CAEDC creates new affiliate for redevelopment efforts in Cumberland County
Cumberland County has been the fastest-growing county in the commonwealth, but officials are concerned there may not be enough available land or workers to support long-term growth.
So the county has decided to focus on smaller redevelopment projects that fill in gaps and rehabilitate underused, vacant and brownfield sites that private developers shy away from due to heavy upfront remediation costs.
The county commissioners on Monday voted to approve a new CAEDC affiliate, Real Estate Collaborative LLC. Known as REC, it will be guided by a five-member board and focus on buying and selling older industrial, commercial and public building sites. Ideally, these would be 15,000- to 30,000-square-foot buildings that have sat vacant for many months, even years.
After acquiring properties, the Real Estate Collaborative will look to clean up those sites, likely by demolishing existing structures, and market new pad-ready properties to developers for future construction.

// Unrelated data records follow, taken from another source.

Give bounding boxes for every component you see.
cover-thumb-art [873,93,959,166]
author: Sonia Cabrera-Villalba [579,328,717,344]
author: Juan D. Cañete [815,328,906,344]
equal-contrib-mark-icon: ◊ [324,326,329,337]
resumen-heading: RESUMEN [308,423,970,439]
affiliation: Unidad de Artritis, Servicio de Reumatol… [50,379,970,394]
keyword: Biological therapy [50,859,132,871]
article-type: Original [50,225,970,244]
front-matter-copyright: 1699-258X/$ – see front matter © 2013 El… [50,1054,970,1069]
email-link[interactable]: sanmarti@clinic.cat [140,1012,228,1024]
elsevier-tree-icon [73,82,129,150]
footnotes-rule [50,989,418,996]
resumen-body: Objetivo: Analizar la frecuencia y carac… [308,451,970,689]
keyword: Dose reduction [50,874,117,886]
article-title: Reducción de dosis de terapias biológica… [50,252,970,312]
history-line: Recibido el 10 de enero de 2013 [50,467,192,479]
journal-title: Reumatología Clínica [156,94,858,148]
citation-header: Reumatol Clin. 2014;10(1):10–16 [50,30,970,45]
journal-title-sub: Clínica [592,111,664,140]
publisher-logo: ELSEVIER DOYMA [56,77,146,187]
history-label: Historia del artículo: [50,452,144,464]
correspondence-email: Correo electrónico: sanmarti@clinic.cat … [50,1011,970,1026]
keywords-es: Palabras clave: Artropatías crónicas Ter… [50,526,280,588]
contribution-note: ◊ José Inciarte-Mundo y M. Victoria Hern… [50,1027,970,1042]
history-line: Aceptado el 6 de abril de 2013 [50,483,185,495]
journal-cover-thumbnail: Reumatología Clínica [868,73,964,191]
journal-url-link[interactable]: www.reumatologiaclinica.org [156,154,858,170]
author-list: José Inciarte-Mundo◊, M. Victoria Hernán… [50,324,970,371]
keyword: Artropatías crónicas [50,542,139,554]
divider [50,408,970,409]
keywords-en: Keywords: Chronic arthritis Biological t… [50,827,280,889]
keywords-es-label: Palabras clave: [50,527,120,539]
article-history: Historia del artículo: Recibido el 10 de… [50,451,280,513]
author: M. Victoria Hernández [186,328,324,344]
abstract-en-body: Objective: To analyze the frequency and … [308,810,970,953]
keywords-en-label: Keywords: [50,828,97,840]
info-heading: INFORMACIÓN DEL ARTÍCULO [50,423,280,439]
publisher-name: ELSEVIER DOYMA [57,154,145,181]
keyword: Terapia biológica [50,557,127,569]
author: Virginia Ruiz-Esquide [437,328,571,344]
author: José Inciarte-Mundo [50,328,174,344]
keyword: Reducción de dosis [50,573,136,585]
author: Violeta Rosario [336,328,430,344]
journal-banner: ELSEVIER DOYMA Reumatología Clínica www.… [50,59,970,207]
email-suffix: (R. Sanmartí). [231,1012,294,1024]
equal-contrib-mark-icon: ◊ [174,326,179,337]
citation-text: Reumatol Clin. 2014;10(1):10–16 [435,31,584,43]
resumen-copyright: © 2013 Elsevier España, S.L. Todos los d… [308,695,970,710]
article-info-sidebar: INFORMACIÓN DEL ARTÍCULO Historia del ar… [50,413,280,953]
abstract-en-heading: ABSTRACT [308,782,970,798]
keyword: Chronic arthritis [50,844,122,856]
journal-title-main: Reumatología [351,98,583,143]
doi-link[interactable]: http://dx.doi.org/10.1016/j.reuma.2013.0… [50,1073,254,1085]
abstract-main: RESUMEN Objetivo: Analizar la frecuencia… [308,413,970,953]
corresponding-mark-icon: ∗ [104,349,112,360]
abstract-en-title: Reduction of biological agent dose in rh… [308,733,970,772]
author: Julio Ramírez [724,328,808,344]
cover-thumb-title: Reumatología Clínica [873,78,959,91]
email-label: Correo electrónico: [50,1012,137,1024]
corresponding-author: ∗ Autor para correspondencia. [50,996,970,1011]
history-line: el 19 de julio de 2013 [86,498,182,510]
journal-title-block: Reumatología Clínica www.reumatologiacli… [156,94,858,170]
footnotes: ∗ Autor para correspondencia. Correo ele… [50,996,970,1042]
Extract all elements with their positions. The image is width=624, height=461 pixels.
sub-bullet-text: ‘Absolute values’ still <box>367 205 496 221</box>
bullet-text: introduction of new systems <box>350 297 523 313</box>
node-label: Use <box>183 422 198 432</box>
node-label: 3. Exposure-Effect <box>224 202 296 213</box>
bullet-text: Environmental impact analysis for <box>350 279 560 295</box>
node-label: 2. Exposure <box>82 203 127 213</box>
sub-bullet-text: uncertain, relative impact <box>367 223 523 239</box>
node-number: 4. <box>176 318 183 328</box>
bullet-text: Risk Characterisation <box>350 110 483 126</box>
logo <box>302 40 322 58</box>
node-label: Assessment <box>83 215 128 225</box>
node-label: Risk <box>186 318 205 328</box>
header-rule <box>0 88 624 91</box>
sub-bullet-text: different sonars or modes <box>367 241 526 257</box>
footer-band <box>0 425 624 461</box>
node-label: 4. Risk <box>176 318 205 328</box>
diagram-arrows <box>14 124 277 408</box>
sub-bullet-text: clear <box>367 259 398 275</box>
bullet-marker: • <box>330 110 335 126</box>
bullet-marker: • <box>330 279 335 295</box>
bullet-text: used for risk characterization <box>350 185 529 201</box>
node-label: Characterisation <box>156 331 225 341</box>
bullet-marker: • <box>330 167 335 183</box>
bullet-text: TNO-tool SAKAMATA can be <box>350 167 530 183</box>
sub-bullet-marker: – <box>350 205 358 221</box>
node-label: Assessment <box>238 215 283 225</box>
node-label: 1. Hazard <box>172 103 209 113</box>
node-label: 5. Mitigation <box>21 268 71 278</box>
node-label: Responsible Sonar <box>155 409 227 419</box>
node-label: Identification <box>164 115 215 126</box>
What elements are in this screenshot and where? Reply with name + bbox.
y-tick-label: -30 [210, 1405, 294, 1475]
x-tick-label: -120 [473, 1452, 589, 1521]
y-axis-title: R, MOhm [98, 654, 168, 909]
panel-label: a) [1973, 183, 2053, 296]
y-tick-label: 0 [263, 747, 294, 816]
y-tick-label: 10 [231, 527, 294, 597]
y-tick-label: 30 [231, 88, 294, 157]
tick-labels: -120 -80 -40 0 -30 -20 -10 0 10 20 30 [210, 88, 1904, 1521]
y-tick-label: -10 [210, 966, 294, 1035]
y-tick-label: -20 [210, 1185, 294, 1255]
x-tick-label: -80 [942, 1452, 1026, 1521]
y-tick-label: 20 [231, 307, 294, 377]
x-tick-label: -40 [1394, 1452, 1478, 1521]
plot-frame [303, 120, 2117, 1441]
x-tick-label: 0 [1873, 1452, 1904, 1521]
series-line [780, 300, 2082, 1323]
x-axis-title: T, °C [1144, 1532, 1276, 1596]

"We're trying to reduce the risk for private developers," Jonathan Bowser, CEO of the Cumberland Area Economic Development Corp., said. "Infill development is key. How do we create with less available land for development?"
The Cumberland County Housing and Redevelopment Authorities will be a strategic partner, with new director Tim Whelan serving on the REC's board.
CAEDC has committed to $150,000 over three years to get the REC started. The plan is to leverage those dollars to access other local, state and federal economic development programs, Bowser said.
The REC board will likely begin meeting by the end of September or early October once members are approved. Three members will be from the CAEDC board and one will be an at-large member.
CAEDC officials are already in the process of negotiating with owners of several sites. Bowser declined to name specific properties, but said there are many spread across the county. His staff has a handful of prospects right now.
Urban redevelopment will likely be a focus for the REC. Vacant public buildings such as the Lemoyne Middle School also fit the target list for the REC.
"One piece is redevelopment," Bowser said. "Another element, especially with us being a tourism agency, is identifying what assets we don't have here that we're ripe for."
He cited potential sports complexes and more meeting spaces as examples.
Any profits realized through the resale of REC properties will be reinvested back into the REC for future projects.
"This gives us the opportunity to kind of shape economic development," Bowser said. "It's really shaping the future of the agency."